L'idée que le Mouvement Démocrate pourrait disposer d'une majorité aux élections législatives qui suivraient l'élection présidentielle n'a pas de sens. Sur 577 sièges, si le MoDem en remportait 150, se serait déjà énorme, le nombre étant à mon avis plus probablement en dessous de 100.

En effet il ne faut pas oublier l'ancrage électoral de chacune des formations politiques. A la louche[3], l'assise électorale de l'UMP est autour de 30%, du PS autour de 25%, les extrêmes autour de 10% chacune, le MoDem 10%. Il reste 15% pour les indécis. Si on imagine 5% de variation et une dynamique présidentielle, le MoDem arrive jusqu'à 20%, si tant est que l'on peut parler de pourcentage dans un scrutin majoritaire,

Donc en toute probabilité, le MoDem serait le pivot mais pas le parti majoritaire à l'assemblée. Et c'est là que le propos de Bayrou prend du sens. En effet, si le parlement redevient le cœur de la vie politique, il va falloir constituer des majorités pour chacun des projets. Ni le PS, ni l'UMP ne pourraient justifier une obstruction systématique, puisqu'ils auraient la possibilité d'influer sur les textes. Les textes rejetés par l'un, seraient votés par l'autre qui accepterait de négocier pour y faire entrer ses exigences. Ce serait le retour d'une vraie vie parlementaire basée sur le débat et le compromis. Séduisant non ?

Un gouvernement d'experts

Hormis quelques fidèles, le gouvernement qui serait constitué par François Bayrou ne pourrait être issu du MoDem exclusivement. En effet, il serait impossible de vivre avec un parlement aux majorités multiformes et un gouvernement monolithique. Pour être acceptés, les membres du gouvernement devront être légitimes techniquement. Des gens qui connaissent leur sujet ou sont capables de devenir compétent[4]
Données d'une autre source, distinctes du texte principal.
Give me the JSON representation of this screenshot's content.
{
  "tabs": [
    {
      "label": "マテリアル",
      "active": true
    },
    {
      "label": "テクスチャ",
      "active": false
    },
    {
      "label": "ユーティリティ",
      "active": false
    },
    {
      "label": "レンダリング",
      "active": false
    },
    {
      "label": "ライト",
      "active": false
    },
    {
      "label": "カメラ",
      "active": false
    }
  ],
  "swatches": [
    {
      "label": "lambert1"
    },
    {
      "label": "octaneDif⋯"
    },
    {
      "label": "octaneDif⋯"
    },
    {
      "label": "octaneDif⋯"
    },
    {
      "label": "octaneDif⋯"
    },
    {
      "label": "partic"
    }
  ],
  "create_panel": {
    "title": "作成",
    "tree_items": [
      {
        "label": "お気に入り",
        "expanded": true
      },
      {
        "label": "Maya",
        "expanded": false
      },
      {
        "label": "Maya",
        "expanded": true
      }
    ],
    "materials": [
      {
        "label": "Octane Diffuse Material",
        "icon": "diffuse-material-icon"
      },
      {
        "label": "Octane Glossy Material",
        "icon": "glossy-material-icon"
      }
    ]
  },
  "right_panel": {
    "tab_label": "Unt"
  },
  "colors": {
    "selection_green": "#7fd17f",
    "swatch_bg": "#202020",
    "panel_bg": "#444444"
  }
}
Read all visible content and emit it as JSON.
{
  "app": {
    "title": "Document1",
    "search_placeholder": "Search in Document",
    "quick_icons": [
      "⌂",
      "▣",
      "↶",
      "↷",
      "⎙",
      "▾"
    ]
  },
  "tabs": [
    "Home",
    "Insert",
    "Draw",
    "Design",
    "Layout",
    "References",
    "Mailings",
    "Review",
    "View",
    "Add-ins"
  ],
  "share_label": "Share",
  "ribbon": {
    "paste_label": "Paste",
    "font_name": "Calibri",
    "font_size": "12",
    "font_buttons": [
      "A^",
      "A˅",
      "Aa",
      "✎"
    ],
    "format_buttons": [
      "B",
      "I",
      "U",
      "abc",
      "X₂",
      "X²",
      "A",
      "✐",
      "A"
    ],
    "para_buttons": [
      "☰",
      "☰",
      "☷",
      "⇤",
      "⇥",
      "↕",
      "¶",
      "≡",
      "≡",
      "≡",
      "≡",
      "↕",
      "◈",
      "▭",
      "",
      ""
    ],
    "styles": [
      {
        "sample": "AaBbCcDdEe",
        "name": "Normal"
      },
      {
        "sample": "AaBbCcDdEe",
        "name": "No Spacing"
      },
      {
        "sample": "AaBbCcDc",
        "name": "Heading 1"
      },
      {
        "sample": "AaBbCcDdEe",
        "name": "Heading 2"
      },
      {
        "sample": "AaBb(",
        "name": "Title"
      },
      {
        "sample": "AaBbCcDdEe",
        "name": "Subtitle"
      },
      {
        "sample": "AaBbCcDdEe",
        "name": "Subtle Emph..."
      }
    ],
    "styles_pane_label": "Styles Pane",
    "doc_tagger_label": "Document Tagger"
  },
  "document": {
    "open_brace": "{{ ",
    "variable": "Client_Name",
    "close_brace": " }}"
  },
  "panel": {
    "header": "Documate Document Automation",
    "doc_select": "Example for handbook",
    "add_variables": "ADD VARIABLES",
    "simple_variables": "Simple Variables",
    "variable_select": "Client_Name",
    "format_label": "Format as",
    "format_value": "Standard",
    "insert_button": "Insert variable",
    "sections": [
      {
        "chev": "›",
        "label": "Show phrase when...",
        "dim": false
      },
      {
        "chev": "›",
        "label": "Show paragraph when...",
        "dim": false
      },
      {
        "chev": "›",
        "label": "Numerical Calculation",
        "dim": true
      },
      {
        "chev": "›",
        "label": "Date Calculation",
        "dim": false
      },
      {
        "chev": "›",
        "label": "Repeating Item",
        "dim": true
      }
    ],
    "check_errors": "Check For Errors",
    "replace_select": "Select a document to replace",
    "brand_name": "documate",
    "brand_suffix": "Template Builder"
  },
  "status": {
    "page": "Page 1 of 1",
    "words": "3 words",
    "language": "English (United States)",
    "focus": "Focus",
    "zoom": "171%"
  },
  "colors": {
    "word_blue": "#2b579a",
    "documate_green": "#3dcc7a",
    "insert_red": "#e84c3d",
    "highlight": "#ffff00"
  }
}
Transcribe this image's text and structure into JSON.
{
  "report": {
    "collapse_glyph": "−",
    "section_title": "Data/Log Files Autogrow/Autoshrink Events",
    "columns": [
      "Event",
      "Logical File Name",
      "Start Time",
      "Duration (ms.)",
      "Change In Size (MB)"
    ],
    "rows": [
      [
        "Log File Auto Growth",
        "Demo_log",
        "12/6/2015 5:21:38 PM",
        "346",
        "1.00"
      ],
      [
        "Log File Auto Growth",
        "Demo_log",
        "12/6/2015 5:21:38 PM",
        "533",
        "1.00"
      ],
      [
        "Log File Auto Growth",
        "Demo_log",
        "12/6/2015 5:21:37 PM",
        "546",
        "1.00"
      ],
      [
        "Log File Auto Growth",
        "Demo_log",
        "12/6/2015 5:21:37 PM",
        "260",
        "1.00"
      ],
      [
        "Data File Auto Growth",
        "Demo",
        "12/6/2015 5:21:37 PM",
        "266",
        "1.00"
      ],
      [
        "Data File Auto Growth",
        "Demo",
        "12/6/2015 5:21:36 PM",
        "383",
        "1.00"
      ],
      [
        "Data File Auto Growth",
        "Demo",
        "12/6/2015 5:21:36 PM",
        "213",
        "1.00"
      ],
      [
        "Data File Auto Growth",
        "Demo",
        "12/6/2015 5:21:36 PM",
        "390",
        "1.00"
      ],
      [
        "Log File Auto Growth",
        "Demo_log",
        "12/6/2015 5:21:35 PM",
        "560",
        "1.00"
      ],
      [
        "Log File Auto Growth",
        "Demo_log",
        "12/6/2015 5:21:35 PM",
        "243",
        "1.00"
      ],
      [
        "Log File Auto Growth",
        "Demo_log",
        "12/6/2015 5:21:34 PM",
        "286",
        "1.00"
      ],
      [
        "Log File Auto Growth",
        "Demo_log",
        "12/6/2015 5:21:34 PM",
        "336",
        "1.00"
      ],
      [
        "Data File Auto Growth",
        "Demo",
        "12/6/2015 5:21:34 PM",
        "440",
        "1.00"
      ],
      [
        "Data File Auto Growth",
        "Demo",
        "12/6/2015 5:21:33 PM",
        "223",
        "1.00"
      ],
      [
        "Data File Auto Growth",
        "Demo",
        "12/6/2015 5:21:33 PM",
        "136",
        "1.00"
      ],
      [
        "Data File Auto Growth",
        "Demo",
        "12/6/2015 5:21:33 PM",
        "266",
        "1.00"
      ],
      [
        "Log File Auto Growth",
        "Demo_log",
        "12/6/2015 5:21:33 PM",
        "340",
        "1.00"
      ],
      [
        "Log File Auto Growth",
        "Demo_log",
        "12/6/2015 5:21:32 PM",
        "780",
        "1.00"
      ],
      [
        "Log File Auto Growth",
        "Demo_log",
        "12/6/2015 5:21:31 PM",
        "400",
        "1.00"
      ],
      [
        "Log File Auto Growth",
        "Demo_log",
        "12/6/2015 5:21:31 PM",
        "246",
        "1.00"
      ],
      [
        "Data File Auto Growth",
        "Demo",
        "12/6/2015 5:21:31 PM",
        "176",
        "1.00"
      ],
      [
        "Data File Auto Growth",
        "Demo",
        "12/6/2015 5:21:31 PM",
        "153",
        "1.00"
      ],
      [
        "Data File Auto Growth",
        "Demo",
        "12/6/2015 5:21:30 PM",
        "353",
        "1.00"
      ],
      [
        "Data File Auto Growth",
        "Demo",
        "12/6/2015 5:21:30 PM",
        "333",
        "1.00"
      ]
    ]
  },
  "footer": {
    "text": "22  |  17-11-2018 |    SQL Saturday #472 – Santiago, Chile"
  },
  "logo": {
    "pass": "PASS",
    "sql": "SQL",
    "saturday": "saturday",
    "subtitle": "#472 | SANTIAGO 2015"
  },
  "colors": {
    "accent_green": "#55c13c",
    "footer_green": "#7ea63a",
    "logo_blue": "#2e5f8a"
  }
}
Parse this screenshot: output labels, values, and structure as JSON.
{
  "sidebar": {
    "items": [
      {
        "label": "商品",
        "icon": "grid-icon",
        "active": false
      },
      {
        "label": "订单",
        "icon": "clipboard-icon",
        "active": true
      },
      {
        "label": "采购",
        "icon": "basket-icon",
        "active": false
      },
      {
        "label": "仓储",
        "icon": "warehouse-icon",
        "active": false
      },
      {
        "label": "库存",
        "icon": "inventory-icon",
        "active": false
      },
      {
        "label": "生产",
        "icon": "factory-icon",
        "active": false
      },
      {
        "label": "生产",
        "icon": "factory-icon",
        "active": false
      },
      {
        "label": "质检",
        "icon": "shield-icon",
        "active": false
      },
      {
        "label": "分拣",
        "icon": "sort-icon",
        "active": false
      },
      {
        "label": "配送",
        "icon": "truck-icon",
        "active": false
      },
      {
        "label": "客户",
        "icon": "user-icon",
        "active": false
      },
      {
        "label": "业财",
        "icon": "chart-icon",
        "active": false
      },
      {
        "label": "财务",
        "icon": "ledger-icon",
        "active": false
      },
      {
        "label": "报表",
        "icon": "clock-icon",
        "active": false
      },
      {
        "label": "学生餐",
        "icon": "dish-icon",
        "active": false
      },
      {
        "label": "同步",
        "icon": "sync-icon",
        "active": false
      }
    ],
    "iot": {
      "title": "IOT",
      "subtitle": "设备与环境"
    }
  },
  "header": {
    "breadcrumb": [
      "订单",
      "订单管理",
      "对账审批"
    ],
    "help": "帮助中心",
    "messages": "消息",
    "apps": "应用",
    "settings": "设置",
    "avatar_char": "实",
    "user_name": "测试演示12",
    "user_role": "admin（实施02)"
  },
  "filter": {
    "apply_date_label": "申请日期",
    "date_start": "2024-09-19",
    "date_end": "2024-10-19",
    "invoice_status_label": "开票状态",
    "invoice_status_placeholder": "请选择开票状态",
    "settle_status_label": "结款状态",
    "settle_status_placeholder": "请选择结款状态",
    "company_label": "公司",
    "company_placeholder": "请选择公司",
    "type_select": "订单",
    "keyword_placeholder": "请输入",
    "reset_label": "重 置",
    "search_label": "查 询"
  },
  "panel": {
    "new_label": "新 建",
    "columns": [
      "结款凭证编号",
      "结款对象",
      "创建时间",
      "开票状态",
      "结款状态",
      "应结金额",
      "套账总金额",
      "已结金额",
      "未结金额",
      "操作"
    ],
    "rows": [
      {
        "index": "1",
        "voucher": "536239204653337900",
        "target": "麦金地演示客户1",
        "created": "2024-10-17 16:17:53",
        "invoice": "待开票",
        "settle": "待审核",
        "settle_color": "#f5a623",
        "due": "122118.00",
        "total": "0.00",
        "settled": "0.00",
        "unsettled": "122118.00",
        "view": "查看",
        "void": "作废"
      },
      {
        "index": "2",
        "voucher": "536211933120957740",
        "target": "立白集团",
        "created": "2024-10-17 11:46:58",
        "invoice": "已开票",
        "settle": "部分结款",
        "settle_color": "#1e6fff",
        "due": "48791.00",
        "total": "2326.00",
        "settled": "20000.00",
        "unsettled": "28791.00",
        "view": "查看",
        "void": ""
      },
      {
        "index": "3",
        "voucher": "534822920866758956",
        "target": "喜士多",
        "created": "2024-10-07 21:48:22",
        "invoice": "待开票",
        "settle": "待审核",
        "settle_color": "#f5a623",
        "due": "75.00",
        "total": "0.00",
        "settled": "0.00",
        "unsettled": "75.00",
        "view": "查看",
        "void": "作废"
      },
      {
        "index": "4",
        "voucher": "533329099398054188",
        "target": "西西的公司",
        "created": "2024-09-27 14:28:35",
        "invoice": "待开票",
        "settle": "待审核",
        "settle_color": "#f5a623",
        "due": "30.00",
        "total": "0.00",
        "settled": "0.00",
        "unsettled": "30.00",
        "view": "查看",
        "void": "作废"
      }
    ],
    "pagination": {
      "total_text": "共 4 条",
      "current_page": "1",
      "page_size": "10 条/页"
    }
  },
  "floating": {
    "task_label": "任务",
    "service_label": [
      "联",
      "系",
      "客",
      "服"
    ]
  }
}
Ce gouvernement d'experts serait composé de personnes MoDem-compatibles[5]. En effet puisque les majorités seront circonstancielles, il n'est pas nécessaire de renier ses convictions pour être ministre. On peut imaginer un ministre issu du PS choisi pour mener une partie du programme de Bayrou PS-compatible, et qui se verrait soutenu par le PS au parlement sur ce point.

On est bien ici dans une approche de projet et non de débauchage.

Le danger

Si une partie des parlementaires, incapables de s'adapter, se réfugient dans une posture partisane et refusent le fonctionnement basé sur le compromis, la mécanique peut s'enrayer, non pas sur les projets importants, mais dans la vie quotidienne du parlement et du gouvernement. Défendre l'idée d'une majorité à tout prix, de l'unité d'un groupe parlementaire, ralentirait le fonctionnement au détriment des débats sur le fond.

C'est le plus grand risque, car un système basé sur le compromis implique un travail des parlementaires, que tous ne font pas, épargnés qu'ils sont aujourd'hui par les consignes de vote données par leur parti.

Conclusion
  • Un parlement qui retrouve toute sa grandeur, avec des débats et des amendements qui servent à faire la loi et pas simplement être beau à la télé.
  • Un gouvernement obligé d'obtenir le consensus et non plus d'imposer son agenda.

Je trouve ça tout bonnement excitant. Pour le coup ce serait une sacrée réforme dans le fonctionnement de l'état, sans même avoir à changer la constitution.

Notes

[1] La question était la même en 2007.

[2] Ben oui, on ne forme pas diverses coalitions lorsque l'on est que 2 partis.

[3] Les chiffres existent, il faudrait les chercher, mais cela ne change rien au propos.

[4] Pas comme certains ministres du gouvernement actuel.

[5] Ben oui, je ne vois pas le MoDem faire des compromis avec les partis d'extrêmes.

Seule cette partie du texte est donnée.